Atom-based properties: atom type, hydrophobicity, charge, and charge-with-His.

Chemical group-based properties: hydroxyl, amide, amine, carbonyl, ring-system, and peptide.

Residue-based properties: residue type, hydrophobicity classifications 1 and 2.

Secondary structure-based properties: secondary structure classifications 1 and 2.

Other properties: VDW-volume, B-factor, mobility, and solvent accessibility.

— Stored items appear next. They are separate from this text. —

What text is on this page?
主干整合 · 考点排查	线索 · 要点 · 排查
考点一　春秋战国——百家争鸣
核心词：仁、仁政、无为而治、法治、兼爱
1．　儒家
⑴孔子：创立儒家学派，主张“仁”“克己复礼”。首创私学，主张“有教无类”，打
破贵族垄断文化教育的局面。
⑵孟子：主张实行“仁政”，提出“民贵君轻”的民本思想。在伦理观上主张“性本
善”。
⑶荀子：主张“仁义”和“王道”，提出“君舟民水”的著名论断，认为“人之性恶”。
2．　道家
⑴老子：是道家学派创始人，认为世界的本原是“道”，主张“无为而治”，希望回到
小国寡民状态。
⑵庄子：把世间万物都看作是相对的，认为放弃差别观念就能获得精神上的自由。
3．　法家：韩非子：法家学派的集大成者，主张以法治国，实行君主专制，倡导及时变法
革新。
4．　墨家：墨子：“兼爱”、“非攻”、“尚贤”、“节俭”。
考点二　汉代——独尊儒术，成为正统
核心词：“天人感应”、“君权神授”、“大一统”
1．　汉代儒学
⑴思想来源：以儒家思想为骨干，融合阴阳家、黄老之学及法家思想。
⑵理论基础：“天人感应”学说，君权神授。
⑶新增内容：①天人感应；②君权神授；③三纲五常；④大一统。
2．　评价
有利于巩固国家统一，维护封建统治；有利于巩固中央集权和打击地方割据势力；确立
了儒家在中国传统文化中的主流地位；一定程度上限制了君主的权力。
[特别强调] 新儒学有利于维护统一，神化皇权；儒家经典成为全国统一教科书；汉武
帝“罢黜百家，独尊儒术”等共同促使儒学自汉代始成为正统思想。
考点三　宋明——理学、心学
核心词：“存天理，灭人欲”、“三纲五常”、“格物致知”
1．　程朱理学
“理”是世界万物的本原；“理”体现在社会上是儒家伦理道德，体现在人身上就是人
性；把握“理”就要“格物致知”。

These properties include almost all the properties within a biomolecular structure and have been used to characterize the microenvironment of other sites 9., 16..

Model

Altman and his colleagues 9., 10. adopted a shell model to characterize the microenvironment surrounding calcium binding sites, whose main idea was to accumulate the property distribution of each shell around a site (Figure 1A). In this study, we applied a modified shell model on our data, which accumulated the property distribution around a site at a distance range of 2–16 Å as a whole (Figure 1B). Our reason is as follows: when we applied the original shell model on our data, the significant properties in each shell extracted by the rank-sum test were sensitive to the negative sample size, and we ascribed it to that the sites were not affected by the properties in each shell separately but the overall properties of all the shells. Therefore, we modified the model and extended the distance from 2 Å to 16 Å for most significant properties between sites and non-sites concentrated in such regions.

Fig. 1

A. Altman’s shell model that accumulates the property distribution of each shell around a site. B. The modified model that accumulates the property distribution around a site at a distance range of 2–16 Å as a whole.

Randomicity test

In order to test whether these significant properties appeared randomly, we implemented 1,000 times of permutation on the positive and negative samples. The permutation process was as follows: on the assumption that there were N positive and N negative samples, we first mixed the positive and negative samples together (N + N samples in all), then drew N positive and N negative samples randomly. After repeating the permutation for 1,000 times, we obtained 1,000 groups of data.

Sensitivity test

In order to test whether these significant properties were stable, we clustered the number of negative samples to 4–5 times as many as that of positive samples using the BLOSUM62 matrix ( by setting proper similarity cutoff, and selected one sample from each group to form negative samples. As there is inevitably a certain randomicity when selecting the first sequence to begin clustering, the result of each clustering may be different to some extent, so we repeated the process for 1,000 times and obtained 1,000 groups of negative samples.